Cancel rail discounts for foreigners, CY urges

TAIWANESE ONLY?Chien Lin Hui-chun said THSRC fares for the disabled, seniors and children were subsidized by Taiwanese, but made no mention of foreign taxpayers

Staff writer, with CNA

Students and teachers from Chunglin Elementary School pose for a picture at the Hsinchu High-Speed Rail Station on Thursday last week.

Photo courtesy of the Taiwan High Speed Rail Corp

As the Taiwan High Speed Rail Corp (THSRC) continues to struggle with years of accumulated losses, the Control Yuan has proposed making up part of the difference by canceling discounts for foreigners who are disabled, elderly or aged under 12.

Chien Lin Hui-chun (錢林慧君), a member of the government’s highest supervisory body, questioned the wisdom of extending the discounts enjoyed by Taiwanese to foreigners on the 345km railway, the beneficiary of government investments and subsidies.

She said that concession tickets sold to foreigners since 2009 have cost the THSRC NT$199 million (US$6.59 million).

The operator of the railway, which opened in 2007, had accumulated NT$53.5 billion in losses as of January, despite having started to turn a profit in 2011.

The THSRC offers the same discounts to foreigners as it does to Taiwanese: half-price tickets for the mentally or physically disabled, senior citizens and children under 12.

Chien Lin’s report called for the policy to be reconsidered, saying it takes advantage of subsidies from Taiwanese taxpayers, though the report did not make any suggestions for policies on foreign nationals who legally reside, work and pay taxes in Taiwan.

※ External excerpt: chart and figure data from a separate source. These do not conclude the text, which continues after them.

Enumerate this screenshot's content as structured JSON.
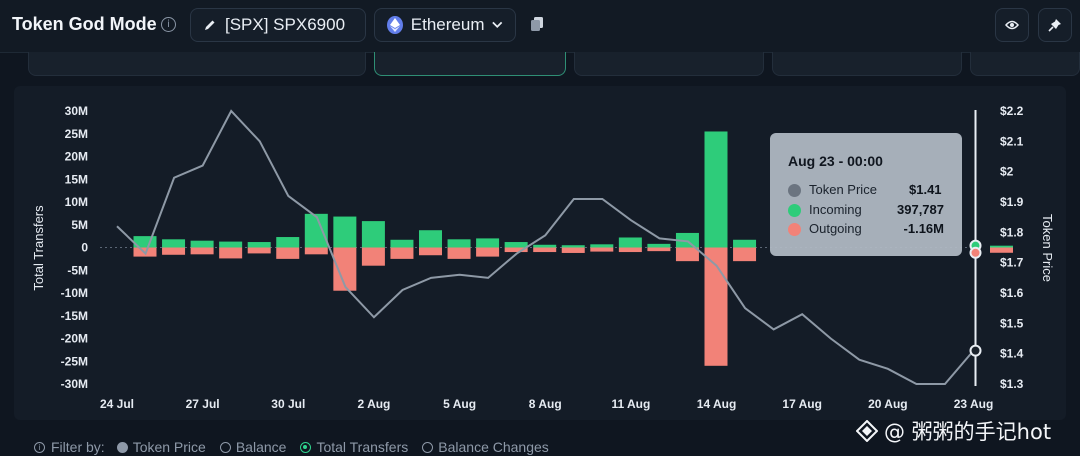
{
  "header": {
    "title": "Token God Mode",
    "token": "[SPX] SPX6900",
    "chain": "Ethereum"
  },
  "colors": {
    "incoming": "#2ecc7a",
    "outgoing": "#f28278",
    "price_line": "#8e99a6",
    "accent": "#2fd48e"
  },
  "tooltip": {
    "title": "Aug 23 - 00:00",
    "rows": [
      {
        "label": "Token Price",
        "value": "$1.41",
        "color": "#6b7480"
      },
      {
        "label": "Incoming",
        "value": "397,787",
        "color": "#2ecc7a"
      },
      {
        "label": "Outgoing",
        "value": "-1.16M",
        "color": "#f28278"
      }
    ]
  },
  "filter": {
    "label": "Filter by:",
    "options": [
      {
        "label": "Token Price",
        "state": "filled"
      },
      {
        "label": "Balance",
        "state": "off"
      },
      {
        "label": "Total Transfers",
        "state": "selected"
      },
      {
        "label": "Balance Changes",
        "state": "off"
      }
    ]
  },
  "watermark": "@ 粥粥的手记hot",
  "chart_data": {
    "type": "bar",
    "ylabel": "Total Transfers",
    "y2label": "Token Price",
    "ylim": [
      -30,
      30
    ],
    "y2lim": [
      1.3,
      2.2
    ],
    "y_ticks": [
      "30M",
      "25M",
      "20M",
      "15M",
      "10M",
      "5M",
      "0",
      "-5M",
      "-10M",
      "-15M",
      "-20M",
      "-25M",
      "-30M"
    ],
    "y2_ticks": [
      "$2.2",
      "$2.1",
      "$2",
      "$1.9",
      "$1.8",
      "$1.7",
      "$1.6",
      "$1.5",
      "$1.4",
      "$1.3"
    ],
    "x_ticks": [
      "24 Jul",
      "27 Jul",
      "30 Jul",
      "2 Aug",
      "5 Aug",
      "8 Aug",
      "11 Aug",
      "14 Aug",
      "17 Aug",
      "20 Aug",
      "23 Aug"
    ],
    "dates": [
      "Jul 24",
      "Jul 25",
      "Jul 26",
      "Jul 27",
      "Jul 28",
      "Jul 29",
      "Jul 30",
      "Jul 31",
      "Aug 1",
      "Aug 2",
      "Aug 3",
      "Aug 4",
      "Aug 5",
      "Aug 6",
      "Aug 7",
      "Aug 8",
      "Aug 9",
      "Aug 10",
      "Aug 11",
      "Aug 12",
      "Aug 13",
      "Aug 14",
      "Aug 15",
      "Aug 16",
      "Aug 17",
      "Aug 18",
      "Aug 19",
      "Aug 20",
      "Aug 21",
      "Aug 22",
      "Aug 23"
    ],
    "series": [
      {
        "name": "Incoming",
        "values": [
          2.5,
          1.8,
          1.5,
          1.3,
          1.2,
          2.3,
          7.4,
          6.8,
          5.8,
          1.7,
          3.8,
          1.8,
          2.0,
          1.2,
          0.6,
          0.5,
          0.7,
          2.2,
          0.8,
          3.2,
          25.5,
          1.7,
          null,
          null,
          null,
          null,
          null,
          null,
          null,
          null,
          0.4
        ]
      },
      {
        "name": "Outgoing",
        "values": [
          -2.0,
          -1.6,
          -1.5,
          -2.4,
          -1.3,
          -2.5,
          -1.5,
          -9.5,
          -4.0,
          -2.5,
          -1.7,
          -2.5,
          -2.0,
          -1.0,
          -1.0,
          -1.2,
          -0.9,
          -1.0,
          -0.8,
          -3.0,
          -26.0,
          -3.0,
          null,
          null,
          null,
          null,
          null,
          null,
          null,
          null,
          -1.16
        ]
      },
      {
        "name": "Token Price",
        "values": [
          1.82,
          1.73,
          1.98,
          2.02,
          2.2,
          2.1,
          1.92,
          1.85,
          1.62,
          1.52,
          1.61,
          1.65,
          1.66,
          1.65,
          1.73,
          1.79,
          1.91,
          1.91,
          1.84,
          1.78,
          1.77,
          1.69,
          1.55,
          1.48,
          1.53,
          1.45,
          1.38,
          1.35,
          1.3,
          1.3,
          1.41
        ]
      }
    ]
  }
}
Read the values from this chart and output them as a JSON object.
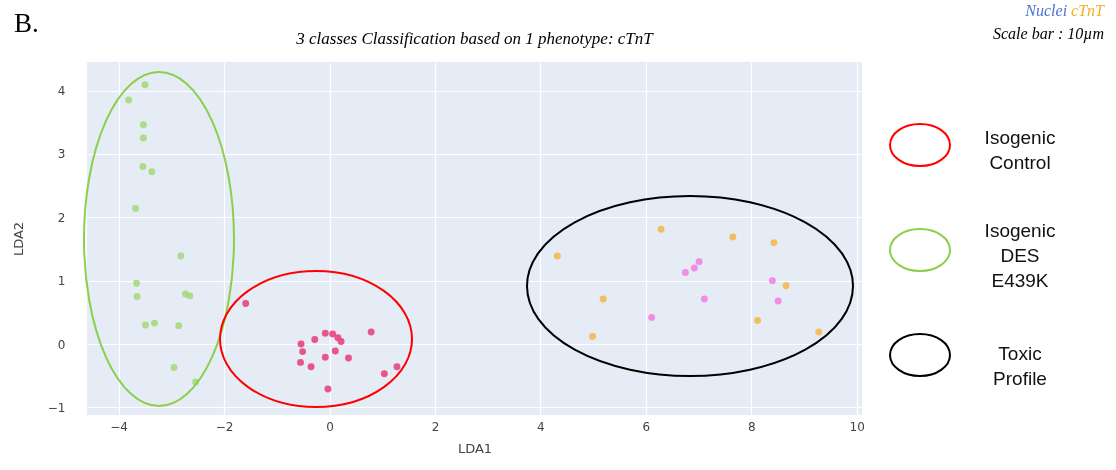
{
  "chart_data": {
    "type": "scatter",
    "title": "3 classes Classification based on 1 phenotype: cTnT",
    "xlabel": "LDA1",
    "ylabel": "LDA2",
    "annotations": [
      "B.",
      "Nuclei cTnT",
      "Scale bar : 10µm",
      "Isogenic Control",
      "Isogenic DES E439K",
      "Toxic Profile"
    ],
    "xlim": [
      -4.6,
      10.1
    ],
    "ylim": [
      -1.12,
      4.45
    ],
    "xticks": [
      -4,
      -2,
      0,
      2,
      4,
      6,
      8,
      10
    ],
    "yticks": [
      -1,
      0,
      1,
      2,
      3,
      4
    ],
    "grid": true,
    "marker": "circle",
    "series": [
      {
        "color": "#a6d97c",
        "x": [
          -3.5,
          -3.81,
          -3.53,
          -3.53,
          -3.54,
          -3.37,
          -3.68,
          -2.82,
          -3.66,
          -3.65,
          -2.73,
          -2.65,
          -3.49,
          -3.32,
          -2.86,
          -2.95,
          -2.54
        ],
        "values": [
          4.09,
          3.85,
          3.46,
          3.25,
          2.8,
          2.72,
          2.14,
          1.39,
          0.96,
          0.75,
          0.79,
          0.76,
          0.3,
          0.33,
          0.29,
          -0.37,
          -0.6
        ]
      },
      {
        "color": "#e8457d",
        "x": [
          -1.59,
          -0.54,
          -0.51,
          -0.55,
          -0.35,
          -0.28,
          -0.08,
          0.06,
          0.16,
          0.22,
          0.11,
          -0.08,
          0.36,
          0.79,
          1.04,
          1.28,
          -0.03
        ],
        "values": [
          0.64,
          0.0,
          -0.12,
          -0.29,
          -0.36,
          0.07,
          0.17,
          0.16,
          0.1,
          0.04,
          -0.11,
          -0.21,
          -0.22,
          0.19,
          -0.47,
          -0.36,
          -0.71
        ]
      },
      {
        "color": "#f4b94e",
        "x": [
          4.32,
          6.29,
          7.65,
          8.43,
          5.19,
          4.99,
          8.66,
          8.12,
          9.28
        ],
        "values": [
          1.39,
          1.81,
          1.69,
          1.6,
          0.71,
          0.12,
          0.92,
          0.37,
          0.19
        ]
      },
      {
        "color": "#f283e6",
        "x": [
          6.75,
          6.92,
          7.01,
          7.11,
          6.11,
          8.4,
          8.51
        ],
        "values": [
          1.13,
          1.2,
          1.3,
          0.71,
          0.42,
          1.0,
          0.68
        ]
      }
    ]
  }
}
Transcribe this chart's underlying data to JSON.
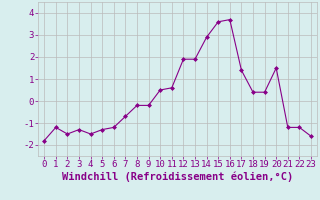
{
  "x": [
    0,
    1,
    2,
    3,
    4,
    5,
    6,
    7,
    8,
    9,
    10,
    11,
    12,
    13,
    14,
    15,
    16,
    17,
    18,
    19,
    20,
    21,
    22,
    23
  ],
  "y": [
    -1.8,
    -1.2,
    -1.5,
    -1.3,
    -1.5,
    -1.3,
    -1.2,
    -0.7,
    -0.2,
    -0.2,
    0.5,
    0.6,
    1.9,
    1.9,
    2.9,
    3.6,
    3.7,
    1.4,
    0.4,
    0.4,
    1.5,
    -1.2,
    -1.2,
    -1.6
  ],
  "line_color": "#880088",
  "marker": "D",
  "marker_size": 2,
  "xlabel": "Windchill (Refroidissement éolien,°C)",
  "ylim": [
    -2.5,
    4.5
  ],
  "xlim": [
    -0.5,
    23.5
  ],
  "yticks": [
    -2,
    -1,
    0,
    1,
    2,
    3,
    4
  ],
  "xticks": [
    0,
    1,
    2,
    3,
    4,
    5,
    6,
    7,
    8,
    9,
    10,
    11,
    12,
    13,
    14,
    15,
    16,
    17,
    18,
    19,
    20,
    21,
    22,
    23
  ],
  "bg_color": "#d8eeee",
  "grid_color": "#bbbbbb",
  "tick_color": "#880088",
  "label_color": "#880088",
  "font_size": 6.5,
  "xlabel_fontsize": 7.5
}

The Control Yuan member also cited canceling the discounts out of the “spirit of equality and reciprocity,” saying that mass transit systems in other countries, such as Japan, Hong Kong and the UK, “do not have preferential treatment for our nationals.”

According to her report, the THSRC has previously defended its policy as a way to boost the nation’s reputation for friendliness and attract more foreign visitors.

Chien Lin’s report said in a separate section that legally mandated concession tickets on regular trains — for Taiwanese and foreigners alike — have caused the Taiwan Railways Administration losses of about NT$4.09 billion.

The Ministry of Transportation and Communications has not subsidized the rail authority’s burden as it is required to, Chien Lin said.